Pátek, 19. dubna 2024

EU Lawmakers Vote to Ease Rules for Chemical Firms

EU Lawmakers Vote to Ease Rules for Chemical Firms
BRUSSELS - European Parliament committees debating a major EU chemical regulation reform bill voted on Tuesday to reduce the safety data collection requirements for companies that produce low volumes of chemicals.

The bill, known as REACH (registration, evaluation and authorisation of chemicals), is designed to protect people and the environment from adverse effects of substances found in a myriad of products from clothes to cars.

It is under consideration in the European Parliament and scheduled to go before the full body in November, but several committees are hammering out changes to the original proposal from the executive European Commission in the meantime.

The industry committee and the internal markets committee voted that producers of chemicals in volumes of 1 to 10 tonnes per year should have to provide less safety data than originally envisioned, helping to ease the burden on smaller firms.

"If substances would be affected in this area by the high registration costs, the likelihood that they will disappear in the market might be higher," said Thomas Jostmann, executive director of chemical lobbying group Cefic.
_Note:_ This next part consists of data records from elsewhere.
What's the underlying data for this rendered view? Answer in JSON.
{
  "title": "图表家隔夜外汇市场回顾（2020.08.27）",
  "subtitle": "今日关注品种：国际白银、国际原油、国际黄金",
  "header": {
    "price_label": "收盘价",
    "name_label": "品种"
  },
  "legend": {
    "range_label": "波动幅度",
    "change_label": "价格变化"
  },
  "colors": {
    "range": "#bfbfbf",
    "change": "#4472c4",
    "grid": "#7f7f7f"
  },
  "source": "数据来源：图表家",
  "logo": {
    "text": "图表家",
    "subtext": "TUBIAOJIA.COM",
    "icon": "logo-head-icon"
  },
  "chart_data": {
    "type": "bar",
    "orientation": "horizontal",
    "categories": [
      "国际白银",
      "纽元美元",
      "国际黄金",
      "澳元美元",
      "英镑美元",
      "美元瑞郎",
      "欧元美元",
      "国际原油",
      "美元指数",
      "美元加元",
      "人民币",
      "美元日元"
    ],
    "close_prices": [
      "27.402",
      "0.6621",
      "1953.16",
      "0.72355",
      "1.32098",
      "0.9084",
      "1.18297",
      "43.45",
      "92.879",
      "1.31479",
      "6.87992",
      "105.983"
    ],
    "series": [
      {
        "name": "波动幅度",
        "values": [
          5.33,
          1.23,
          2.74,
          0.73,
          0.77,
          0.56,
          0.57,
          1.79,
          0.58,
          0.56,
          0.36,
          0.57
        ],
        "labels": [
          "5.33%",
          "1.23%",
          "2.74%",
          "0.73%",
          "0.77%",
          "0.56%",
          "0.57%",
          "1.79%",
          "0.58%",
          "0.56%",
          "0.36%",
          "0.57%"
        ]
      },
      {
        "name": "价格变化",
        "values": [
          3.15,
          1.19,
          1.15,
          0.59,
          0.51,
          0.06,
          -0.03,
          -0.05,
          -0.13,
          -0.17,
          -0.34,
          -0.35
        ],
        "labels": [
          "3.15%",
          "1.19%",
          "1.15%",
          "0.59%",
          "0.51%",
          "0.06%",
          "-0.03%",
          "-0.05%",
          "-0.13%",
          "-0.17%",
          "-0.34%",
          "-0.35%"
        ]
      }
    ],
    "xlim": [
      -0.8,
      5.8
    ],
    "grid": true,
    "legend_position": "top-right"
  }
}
But environmentalists decried the vote, which would affect around 17,000 chemicals -- a majority of those covered by REACH.

"The amendments adopted today would fatally undermine the basic principle of REACH: to identify from full safety data which chemicals are hazardous and need to be phased out of our daily environment", said Karl Wagner, an official at environmental group WWF in a statement.

WWF and Greenpeace said the committees also passed amendments that would reduce the number of safety tests for higher-volume substances as well.

They called on the Parliament's environment committee, which has the most influence over this particular draft law, to overturn the changes when it holds its own vote in October.

Under REACH, chemical companies would have to register the properties of substances with a central EU database. Those of highest concern, such as carcinogens, would undergo a risk assessment and the most dangerous chemicals would require special authorisation.

The bill would have a broad effect on other industries such as metals and has raised concern from EU trade partners such as the United States and Australia about disruption of trade flows.